Concentration–response relationships of mixtures

Normally, a lower concentration range is more suitable for the real environment; moreover, organisms or humans are exposed to complex mixtures of low-dose compounds rather than single compounds [3, 48]. With the concentration–response relationship, we can find the toxic effect of the concentration corresponding to the actual environment on the tested organisms, and we can preliminarily determine the harmfulness of pollutants mixtures to the organisms in the actual environment. In the cases of this study, the same organism with the same toxic endpoint showed clearly different toxicological interactions of mixtures only because of genetic modification. In addition, the toxicity of the mixture between different genetically modified strains was also different. The same mixture had different toxicity interactions in different strains of organisms, and the toxicity interactions of the mixture were time dependent [20, 35]. Therefore, risk assessment based on mixture toxicity is more important than that based on individual toxicity, and risk assessment based on genetically modified organisms should be more cautious than that based on normal organisms. Otherwise, these differences may lead to inaccurate evaluation results.

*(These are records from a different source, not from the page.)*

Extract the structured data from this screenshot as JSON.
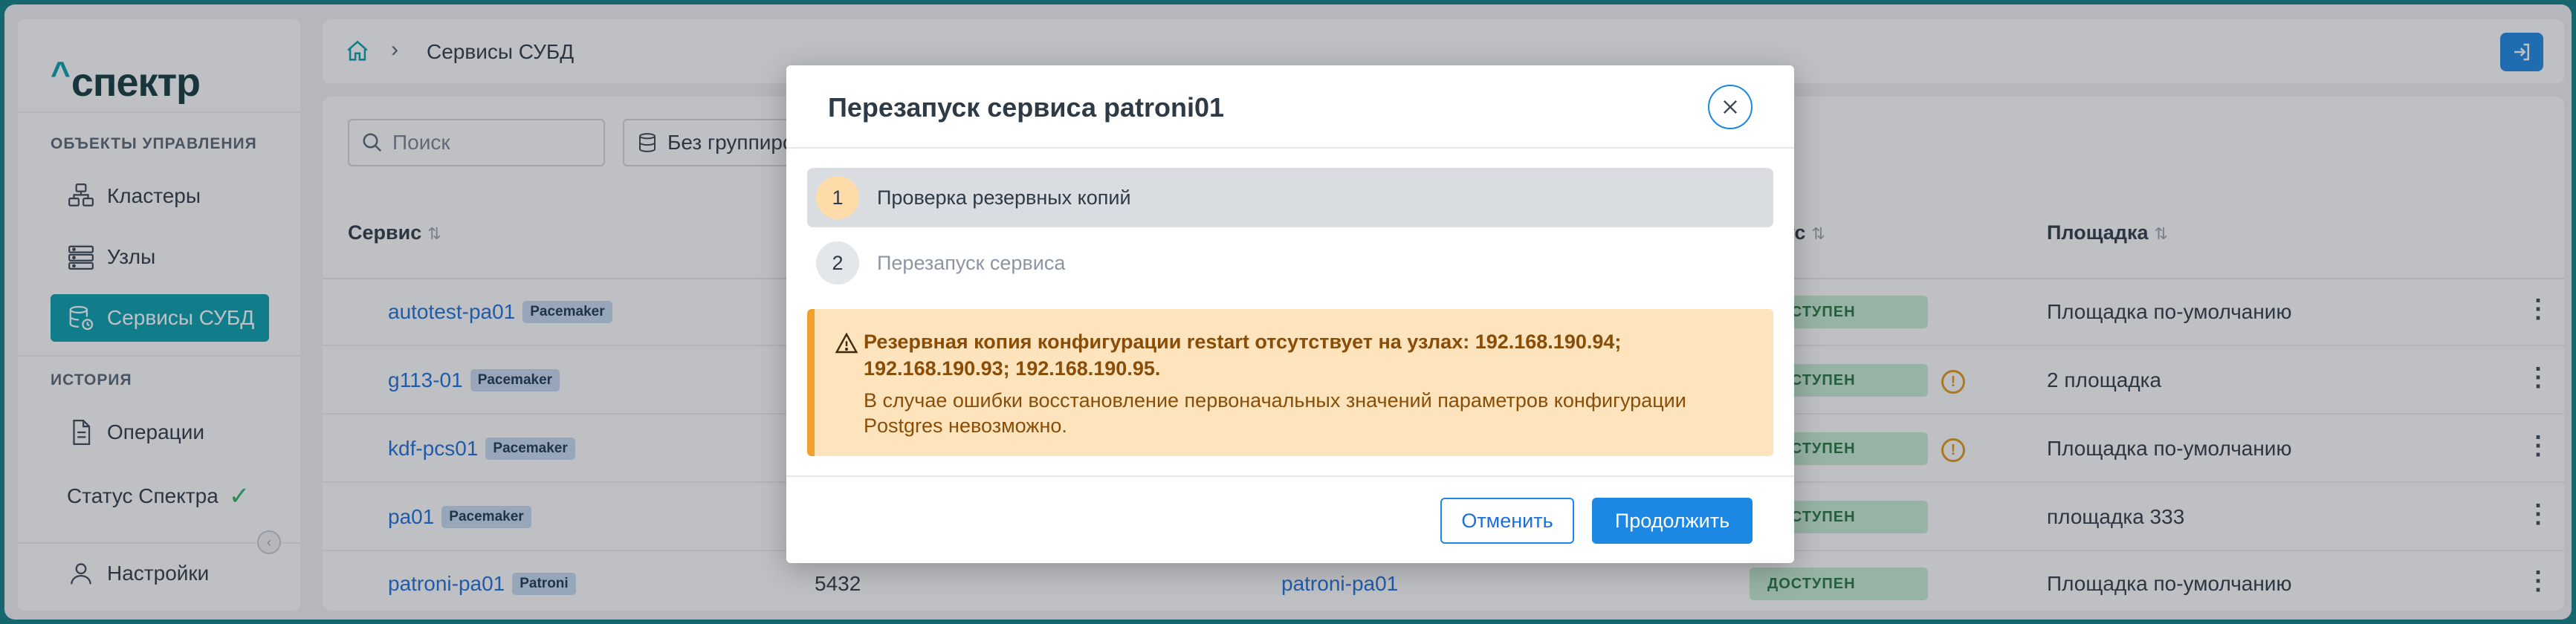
{
  "sidebar": {
    "logo_caret": "^",
    "logo_text": "спектр",
    "section_management": "ОБЪЕКТЫ УПРАВЛЕНИЯ",
    "items_management": [
      {
        "label": "Кластеры",
        "icon": "cluster-icon"
      },
      {
        "label": "Узлы",
        "icon": "server-icon"
      },
      {
        "label": "Сервисы СУБД",
        "icon": "database-icon",
        "active": true
      }
    ],
    "section_history": "ИСТОРИЯ",
    "items_history": [
      {
        "label": "Операции",
        "icon": "document-icon"
      }
    ],
    "status_label": "Статус Спектра",
    "settings_label": "Настройки",
    "accent_color": "#0aa0ad"
  },
  "topbar": {
    "breadcrumb": "Сервисы СУБД"
  },
  "toolbar": {
    "search_placeholder": "Поиск",
    "grouping_label": "Без группиро"
  },
  "table": {
    "headers": {
      "service": "Сервис",
      "status": "ус",
      "site": "Площадка"
    },
    "rows": [
      {
        "service": "autotest-pa01",
        "tag": "Pacemaker",
        "status": "ДОСТУПЕН",
        "warn": false,
        "site": "Площадка по-умолчанию"
      },
      {
        "service": "g113-01",
        "tag": "Pacemaker",
        "status": "ДОСТУПЕН",
        "warn": true,
        "site": "2 площадка"
      },
      {
        "service": "kdf-pcs01",
        "tag": "Pacemaker",
        "status": "ДОСТУПЕН",
        "warn": true,
        "site": "Площадка по-умолчанию"
      },
      {
        "service": "pa01",
        "tag": "Pacemaker",
        "status": "ДОСТУПЕН",
        "warn": false,
        "site": "площадка 333"
      },
      {
        "service": "patroni-pa01",
        "tag": "Patroni",
        "port": "5432",
        "cluster": "patroni-pa01",
        "status": "ДОСТУПЕН",
        "warn": false,
        "site": "Площадка по-умолчанию"
      }
    ]
  },
  "modal": {
    "title": "Перезапуск сервиса patroni01",
    "steps": [
      {
        "num": "1",
        "label": "Проверка резервных копий"
      },
      {
        "num": "2",
        "label": "Перезапуск сервиса"
      }
    ],
    "alert": {
      "title": "Резервная копия конфигурации restart отсутствует на узлах: 192.168.190.94; 192.168.190.93; 192.168.190.95.",
      "text": "В случае ошибки восстановление первоначальных значений параметров конфигурации Postgres невозможно."
    },
    "cancel_label": "Отменить",
    "continue_label": "Продолжить"
  }
}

AOP may solve the mixture toxicological interactions

One of the possible mechanisms that we think may have triggered these changes is changing the binding mode of the original protein and increasing the protein–protein interface with the intervention of GFP. It is assumed that CA is based on the premise that all components have similar mechanisms of action (MOA) [49, 50]. However, how do we define a similar MOA? Except for the selection of reference models, there is a shortage of explanations for the relevant mechanism of mixture toxicological interaction. Moreover, the mechanism of toxicity of a single substance may not be suitable for mixtures. The exploration of possible mechanisms of mixture toxicity is a difficult and complex process. It seems that we could solve this issue by researching the adverse outcome pathway (AOP)—a pragmatic and popular tool in toxicology.

AOP is a conceptual construct that integrates existing knowledge concerning the pathway of causal linkages between an initiating molecular event and a final adverse effect at the individual or population levels [51,52,53,54]. In addition, AOP can provide a more important starting point than MOA when planning an assessment or predictions regarding the toxicity effects of a mixture on the environment [55]. Because the related pathway is a not known, there is no means to explain the toxic mechanism even if the initiating molecular events and the final results are the same in N2 and MTL-2.

Conclusions

In this study, we combined two C. elegans strain analyses, CIimp and CA, to evaluate the nontarget time-dependent toxicities of a six-component mixture system. The results showed that although the toxicity of 4-chlorophenol on MTL-2 was not significantly different from that on N2, the toxicities of the other five chemicals on MTL-2 were greater than those on N2. The toxicities of six single chemicals and nine mixture rays on MTL-2 increased with time, which is consistent with those on N2 and on the SOD-3. At 12 h, half of the toxicological interactions of various mixtures on MTL-2 were a half antagonistic (ANT), and half were additive (ADD), while at 24 h, the interactions were mainly synergistic (SYN). The toxicological interactions of various mixtures on MTL-2 changed from ANT/ADD to primarily SYN with time, which is different from the change from ANT to ADD in the SOD-3 strain and different from the change from SYN to ADD in N2. Therefore, the toxicities and toxicity interactions of chemical mixtures on different Caenorhabditis elegans strains are different. It is necessary to examine the effect of genetic modification on the toxicological interaction of mixtures to avoid underestimating or overestimating mixture risk.